There is more programming for children than ever before. Entire television channels devoted to each demographic age group, plus more content available on line and through gaming systems. And yet most of it is not any more educational than the Tom and Jerry cartoons I watched as a kid.
I’m not knocking Spongebob as entertainment, but it doesn’t enrich the minds of the viewers, does it? So the next time you have a little one that wants to watch something on television (or the computer) try one of the title from this list, for something they will enjoy, but also learn from.
Schoolhouse Rock – These were a series of short music cartoons that were aired in between the standard Saturday morning fair in the 80s. Each “season” took on a different topics (Grammar Rock, Multiplication Rock, etc) and had ten or twelve different songs exploring different aspects of that topic. The songs are surprisingly catchy, the animation dated but charming, and the content is not watered down but actually brain-engaging. A classic then, and still a classic.

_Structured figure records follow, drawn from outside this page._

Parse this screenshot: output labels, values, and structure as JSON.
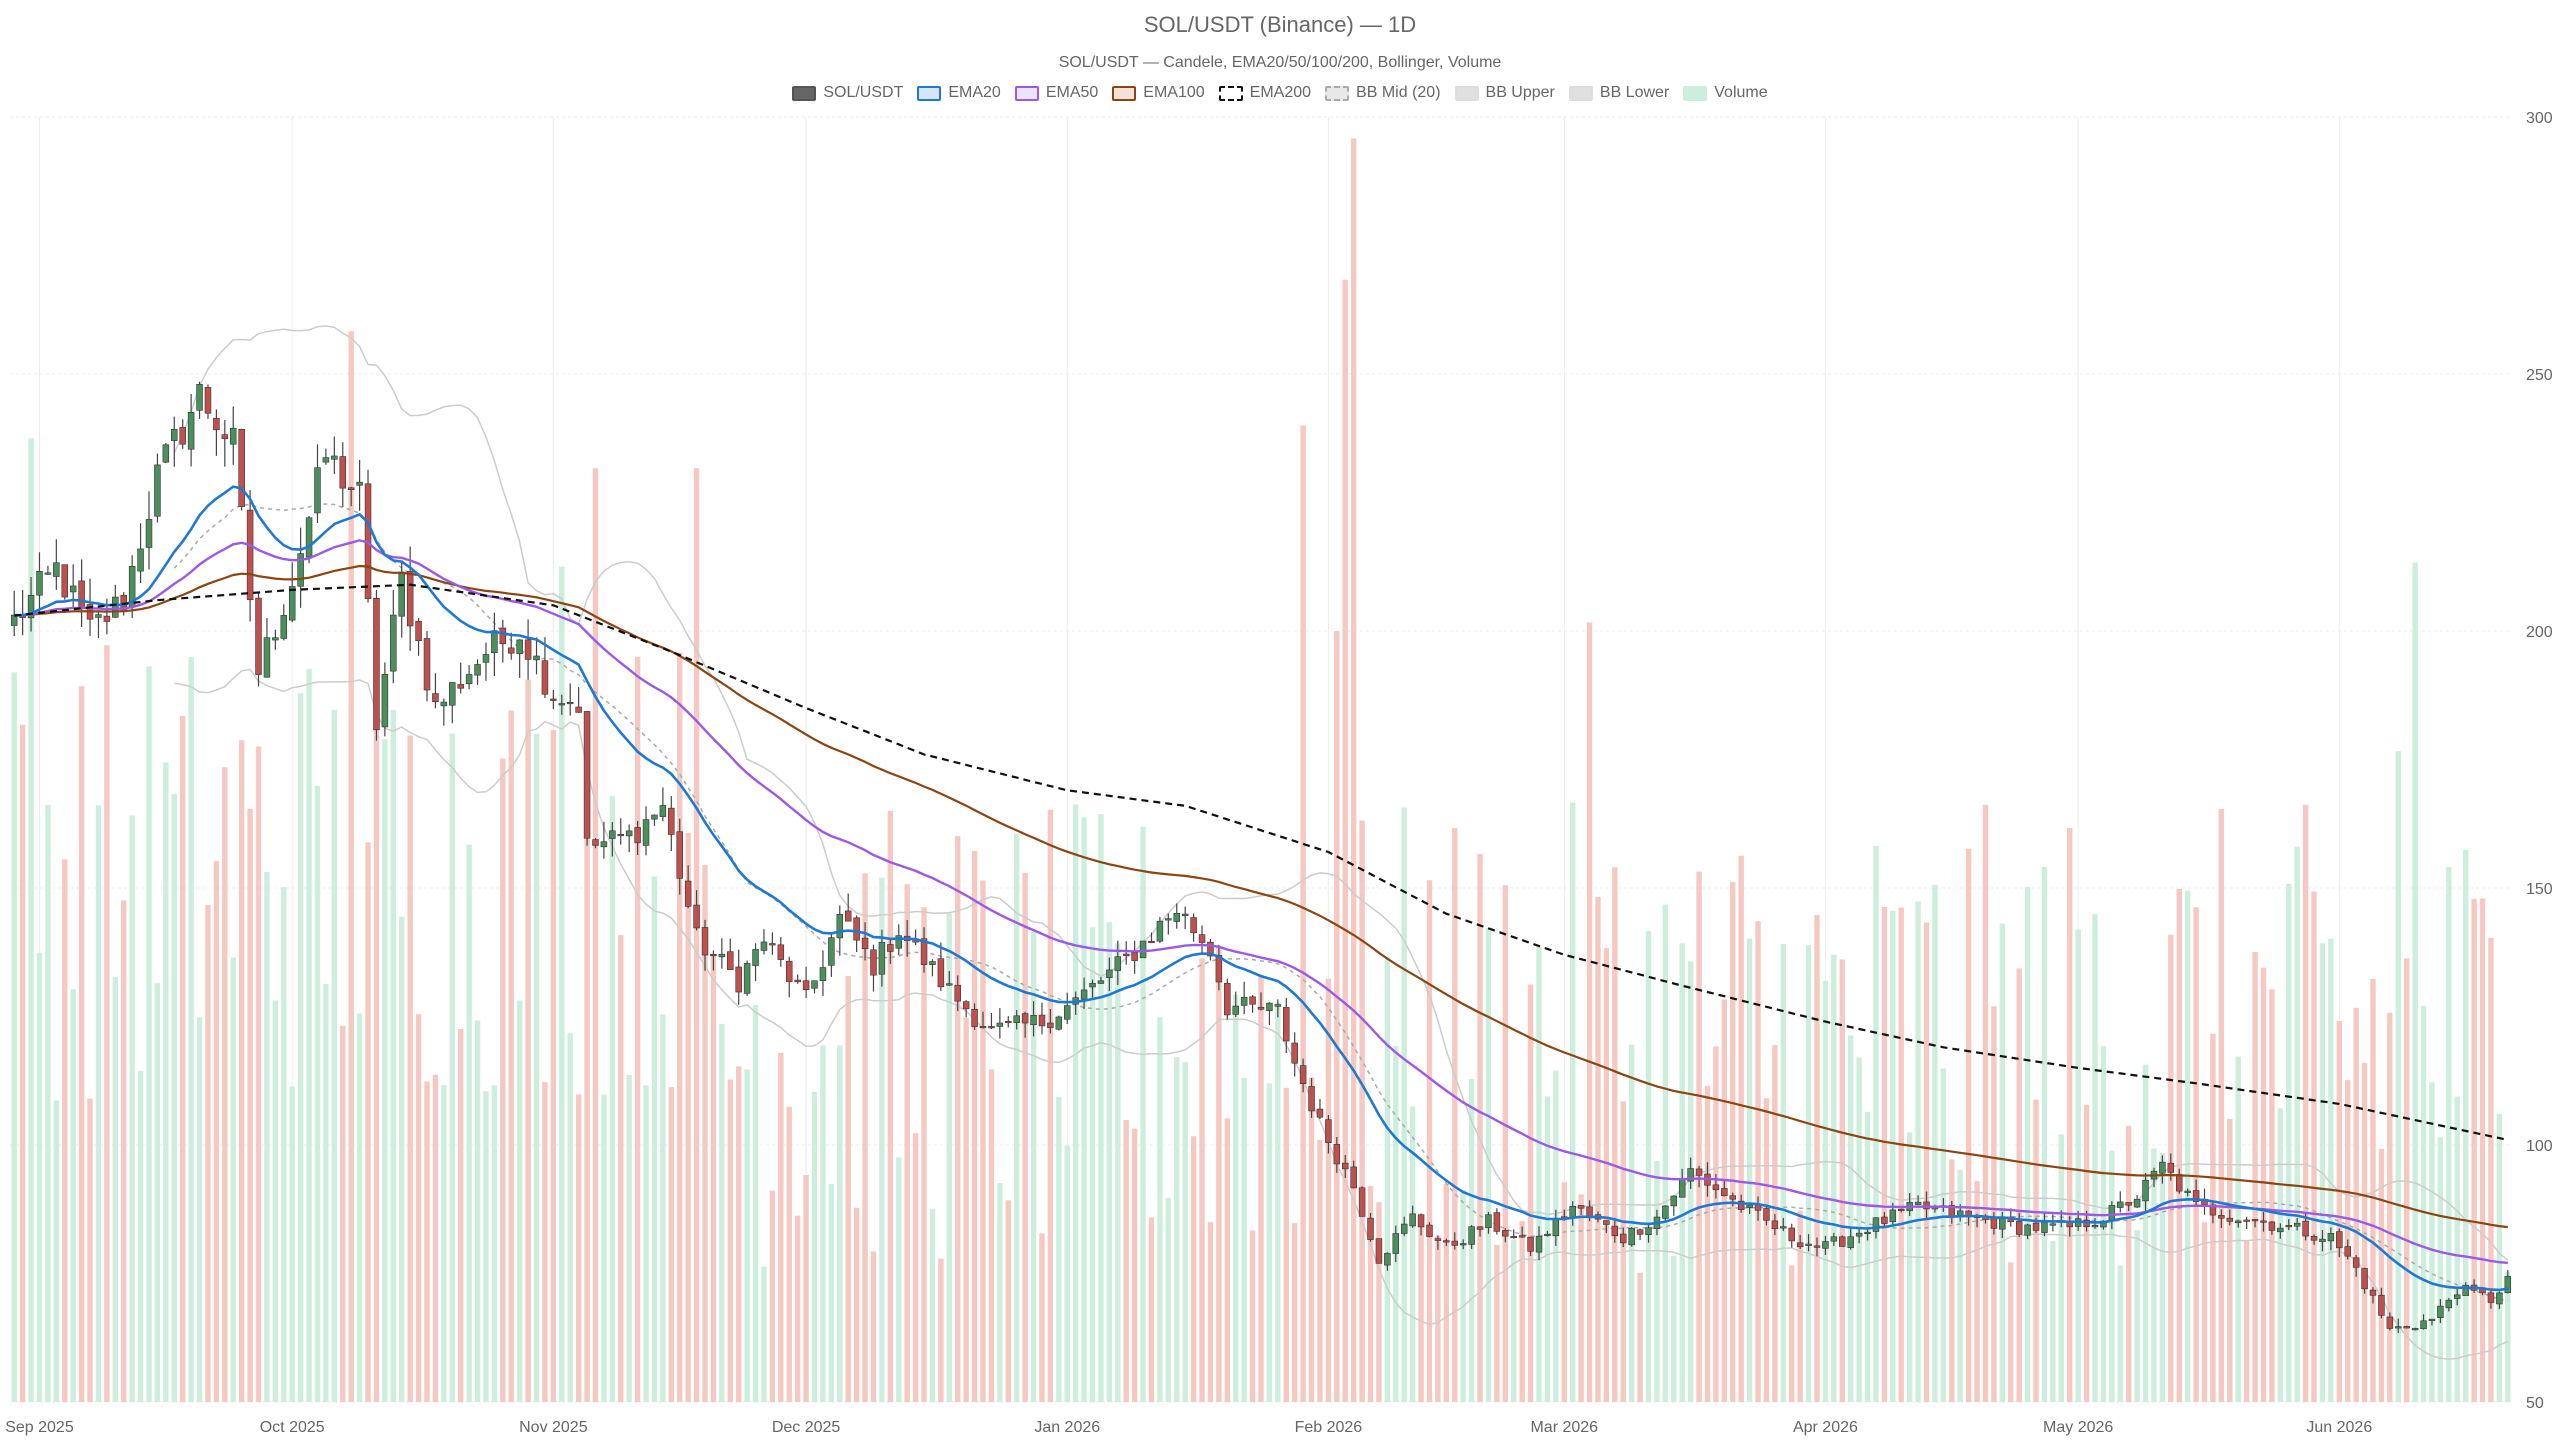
{
  "chart_data": {
    "type": "candlestick",
    "title": "SOL/USDT (Binance) — 1D",
    "subtitle": "SOL/USDT — Candele, EMA20/50/100/200, Bollinger, Volume",
    "ylim": [
      50,
      300
    ],
    "yticks": [
      50,
      100,
      150,
      200,
      250,
      300
    ],
    "x_range": [
      "2025-08-29",
      "2026-06-21"
    ],
    "x_ticks": [
      {
        "date": "2025-09-01",
        "label": "Sep 2025"
      },
      {
        "date": "2025-10-01",
        "label": "Oct 2025"
      },
      {
        "date": "2025-11-01",
        "label": "Nov 2025"
      },
      {
        "date": "2025-12-01",
        "label": "Dec 2025"
      },
      {
        "date": "2026-01-01",
        "label": "Jan 2026"
      },
      {
        "date": "2026-02-01",
        "label": "Feb 2026"
      },
      {
        "date": "2026-03-01",
        "label": "Mar 2026"
      },
      {
        "date": "2026-04-01",
        "label": "Apr 2026"
      },
      {
        "date": "2026-05-01",
        "label": "May 2026"
      },
      {
        "date": "2026-06-01",
        "label": "Jun 2026"
      }
    ],
    "grid": true,
    "legend_position": "top-center",
    "legend": [
      {
        "label": "SOL/USDT",
        "fill": "#666666",
        "stroke": "#555555",
        "dashed": false
      },
      {
        "label": "EMA20",
        "fill": "#d6e6f7",
        "stroke": "#1f78d1",
        "dashed": false
      },
      {
        "label": "EMA50",
        "fill": "#ece4f9",
        "stroke": "#9b59e6",
        "dashed": false
      },
      {
        "label": "EMA100",
        "fill": "#f1e3d6",
        "stroke": "#8b4513",
        "dashed": false
      },
      {
        "label": "EMA200",
        "fill": "#ffffff",
        "stroke": "#111111",
        "dashed": true
      },
      {
        "label": "BB Mid (20)",
        "fill": "#e8e8e8",
        "stroke": "#aaaaaa",
        "dashed": true
      },
      {
        "label": "BB Upper",
        "fill": "#e0e0e0",
        "stroke": "#dddddd",
        "dashed": false
      },
      {
        "label": "BB Lower",
        "fill": "#e0e0e0",
        "stroke": "#dddddd",
        "dashed": false
      },
      {
        "label": "Volume",
        "fill": "#cdeedd",
        "stroke": "#cdeedd",
        "dashed": false
      }
    ],
    "colors": {
      "up": "#4a8f5c",
      "down": "#c0504d",
      "wick": "#444444",
      "volume_up": "#cdeedd",
      "volume_down": "#f5c9c1",
      "ema20": "#1f78d1",
      "ema50": "#9b59e6",
      "ema100": "#8b4513",
      "ema200": "#111111",
      "bb_mid": "#aaaaaa",
      "bb_band": "#cccccc",
      "grid": "#ececec"
    },
    "price_anchors": [
      [
        "2025-08-29",
        202
      ],
      [
        "2025-09-03",
        212
      ],
      [
        "2025-09-07",
        200
      ],
      [
        "2025-09-11",
        206
      ],
      [
        "2025-09-15",
        230
      ],
      [
        "2025-09-20",
        246
      ],
      [
        "2025-09-24",
        236
      ],
      [
        "2025-09-27",
        192
      ],
      [
        "2025-10-01",
        210
      ],
      [
        "2025-10-05",
        234
      ],
      [
        "2025-10-09",
        226
      ],
      [
        "2025-10-11",
        182
      ],
      [
        "2025-10-14",
        210
      ],
      [
        "2025-10-18",
        185
      ],
      [
        "2025-10-24",
        196
      ],
      [
        "2025-10-28",
        200
      ],
      [
        "2025-11-01",
        188
      ],
      [
        "2025-11-04",
        186
      ],
      [
        "2025-11-05",
        158
      ],
      [
        "2025-11-10",
        160
      ],
      [
        "2025-11-14",
        166
      ],
      [
        "2025-11-18",
        140
      ],
      [
        "2025-11-23",
        132
      ],
      [
        "2025-11-26",
        140
      ],
      [
        "2025-12-01",
        128
      ],
      [
        "2025-12-05",
        144
      ],
      [
        "2025-12-09",
        135
      ],
      [
        "2025-12-12",
        142
      ],
      [
        "2025-12-18",
        130
      ],
      [
        "2025-12-23",
        122
      ],
      [
        "2025-12-29",
        124
      ],
      [
        "2026-01-02",
        128
      ],
      [
        "2026-01-08",
        136
      ],
      [
        "2026-01-14",
        146
      ],
      [
        "2026-01-18",
        138
      ],
      [
        "2026-01-20",
        127
      ],
      [
        "2026-01-26",
        126
      ],
      [
        "2026-01-28",
        116
      ],
      [
        "2026-01-31",
        104
      ],
      [
        "2026-02-04",
        92
      ],
      [
        "2026-02-07",
        78
      ],
      [
        "2026-02-11",
        86
      ],
      [
        "2026-02-15",
        80
      ],
      [
        "2026-02-20",
        85
      ],
      [
        "2026-02-25",
        80
      ],
      [
        "2026-03-02",
        88
      ],
      [
        "2026-03-08",
        82
      ],
      [
        "2026-03-12",
        86
      ],
      [
        "2026-03-16",
        95
      ],
      [
        "2026-03-22",
        88
      ],
      [
        "2026-03-28",
        82
      ],
      [
        "2026-04-01",
        80
      ],
      [
        "2026-04-06",
        84
      ],
      [
        "2026-04-12",
        88
      ],
      [
        "2026-04-18",
        86
      ],
      [
        "2026-04-24",
        84
      ],
      [
        "2026-04-30",
        84
      ],
      [
        "2026-05-04",
        86
      ],
      [
        "2026-05-08",
        90
      ],
      [
        "2026-05-11",
        96
      ],
      [
        "2026-05-15",
        88
      ],
      [
        "2026-05-20",
        86
      ],
      [
        "2026-05-26",
        84
      ],
      [
        "2026-05-31",
        82
      ],
      [
        "2026-06-03",
        76
      ],
      [
        "2026-06-07",
        64
      ],
      [
        "2026-06-12",
        66
      ],
      [
        "2026-06-15",
        72
      ],
      [
        "2026-06-19",
        70
      ],
      [
        "2026-06-21",
        74
      ]
    ],
    "ema200_anchors": [
      [
        "2025-08-29",
        203
      ],
      [
        "2025-09-15",
        206
      ],
      [
        "2025-10-01",
        208
      ],
      [
        "2025-10-15",
        209
      ],
      [
        "2025-11-01",
        205
      ],
      [
        "2025-11-15",
        196
      ],
      [
        "2025-12-01",
        185
      ],
      [
        "2025-12-15",
        176
      ],
      [
        "2026-01-01",
        169
      ],
      [
        "2026-01-15",
        166
      ],
      [
        "2026-02-01",
        157
      ],
      [
        "2026-02-15",
        145
      ],
      [
        "2026-03-01",
        137
      ],
      [
        "2026-03-15",
        131
      ],
      [
        "2026-04-01",
        124
      ],
      [
        "2026-04-15",
        119
      ],
      [
        "2026-05-01",
        115
      ],
      [
        "2026-05-15",
        112
      ],
      [
        "2026-06-01",
        108
      ],
      [
        "2026-06-21",
        101
      ]
    ],
    "volume_spikes": [
      [
        "2025-08-31",
        225
      ],
      [
        "2025-10-08",
        250
      ],
      [
        "2025-11-02",
        195
      ],
      [
        "2025-11-06",
        218
      ],
      [
        "2025-11-16",
        175
      ],
      [
        "2025-11-18",
        218
      ],
      [
        "2026-01-29",
        228
      ],
      [
        "2026-02-02",
        180
      ],
      [
        "2026-02-03",
        262
      ],
      [
        "2026-02-04",
        295
      ],
      [
        "2026-03-04",
        182
      ],
      [
        "2026-06-10",
        196
      ],
      [
        "2026-06-08",
        152
      ]
    ],
    "volume_range": [
      0,
      300
    ]
  }
}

Leap Frog – This is a series of cartoons in which a boy frog and a girl frog (and their pet dog) learn letters and sounds, and how to make words. That’s it. It’s very simple and to the point, with just enough bright colors and talking animals to hook the curiosity of even the shortest of attention spans, and then after that it’s all basic learning. Singing little songs about each letter and sound pairing makes it even easier to remember the alphabet.
Sesame Street – Some things are just timeless and perfect. Sesame Street is one of those things. For over thirty years this all-ages show has taught letters, numbers, colors, manners, feelings, and social niceties to children. I won’t bother acting like you don’t know what Sesame Street is, I’ll just remind you that it’s very easy to find, and any kid will love it.
Kratts Creatures – this show only lasted for one season in 1996, but the fifty episodes produced have achieved a sort of immortality. While not drawintg big rating during its run, the show has found a large fan base on the internet, and through DVD releases since then. Two brothers, Chris and Martin Kratt, explore remote locales and learn about animals. They also find time to perform science experiments every show.
Bill Nye the Science Guy – For those of us old enough to remember Mr. Wizard, you will love Bill Nye. He does fun science experiments, and has a showmanship and a passion that really makes his show come alive. Each of the (roughly) one hundred episodes focuses on a different aspect of science: from dinosaurs to the sun to ocean currents. Each topic is explored with experiments, comedy skits, and music.
What shows have you found that bridge the gap between entertainment and education? I’d love to hear your thoughts, and what has worked for you.